Not having this to your designer in the beginning of the project or upon request by your designer is not a reflection of their abilities as a designer but in yours as a project manager. If you tell us you’ve noticed errors in the text and are editing the text, we stop production. Why? Because the simplest changes sometimes have the most impact on our designs. Changing 20 words to 5… makes a huge difference in the lay-out. The bigger the changes to your edits… the longer it’s going to take, because in most cases it’s not a simple copy and paste or drag and drop.
e.     Be realistic & consistent with the final product.
The smaller the final product the less content you should have and vice versa.
I was once given about 3-4 paragraphs of text and 1 logo and asked to make a 5 page website and I have a designer friend who was given 11 pages on 8.5 x 11 paper, double sided and asked to put it on a single panel CD cover. Like WTF? Seriously people? But guess what! We did! How? we’re magic and that’s part of our job description now-a-days! 
f.      Include ADDRESS & CITY for any materials that are going to be distributed online!! One of my biggest pet peeves is when a poster on facebook says “Event starts at 7 pm at Building X” as if I am supposed to just KNOW where that is. Is it in my city? Or even my province? The poster may be on an event page somewhere, but when a friend of a friend of the husband of the original post has only shared the event poster and not the event… how am I supposed to JUST KNOW?  If I have to go out of my way to find out more information for your event unless its something I really want to see or go to… you already lost me as a customer.
g.     Include all relevant information in your content.
It wastes my time if I have to stop designing to look up or find/ create content you probably have and should have given me.
If you receive an email from us, please respond in a timely manner. Enough said!

3.     Review the draft and suggest your edits in a timely manner.
We understand you’re busy and you have other things to do but do you understand I do too? If you want this project finished and ready to send to the printers Friday so you can have it by Monday’s morning meeting and we send you the first draft Tuesday don’t message me any time after 3 pm on Friday IN A FENZY expecting me to drop everything to meet your deadline that we could have met, had you just reviewed it when I originally sent it to you! You don’t want to work weekends? Guess what! Neither do i! Especially if I met my deadline and haven’t heard from you in regards to the edits. When you ask me to “change this one little thing” it’s going to take me a lot longer than 2 minutes.
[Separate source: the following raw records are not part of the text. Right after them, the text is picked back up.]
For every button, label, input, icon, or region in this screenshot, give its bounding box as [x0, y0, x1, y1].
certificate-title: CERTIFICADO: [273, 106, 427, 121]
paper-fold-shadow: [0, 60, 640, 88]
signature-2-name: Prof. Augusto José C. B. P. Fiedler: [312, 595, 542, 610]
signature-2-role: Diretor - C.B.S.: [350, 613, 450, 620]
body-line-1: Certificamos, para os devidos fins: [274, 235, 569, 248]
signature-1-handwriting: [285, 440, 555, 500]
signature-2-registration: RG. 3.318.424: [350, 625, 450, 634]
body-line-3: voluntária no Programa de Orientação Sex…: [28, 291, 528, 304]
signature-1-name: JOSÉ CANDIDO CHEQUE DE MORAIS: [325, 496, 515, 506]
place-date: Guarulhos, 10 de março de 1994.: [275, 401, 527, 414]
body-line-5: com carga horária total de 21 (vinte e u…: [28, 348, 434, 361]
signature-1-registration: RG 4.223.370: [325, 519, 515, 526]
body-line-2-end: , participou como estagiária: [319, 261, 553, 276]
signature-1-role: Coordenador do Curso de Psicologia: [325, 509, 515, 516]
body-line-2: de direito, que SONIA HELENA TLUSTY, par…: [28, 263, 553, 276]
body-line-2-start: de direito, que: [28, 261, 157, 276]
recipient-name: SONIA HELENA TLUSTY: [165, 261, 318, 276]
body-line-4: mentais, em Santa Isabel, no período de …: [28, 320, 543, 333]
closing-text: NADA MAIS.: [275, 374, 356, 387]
I am a professional. I have to once again review the layout of said changes, in the same manner mentioned in paragraph 2 c.

4.     Get a second person to review the final draft
Have someone else look at it. Both you and I have looked at it to death, a fresh set of eyes will notice something we haven’t, guaranteed!

5.     Acknowledge your designer when and where appropriate
There’s no harm in showing some appreciation to the people whose business it is to make your business look good.  So if you’re going to post your final product on social media, be sure to “tag” and/ or acknowledge those who helped you- including a photographer or graphics designer and if you are on linked in… “endorse” their skills and “recommend” their services.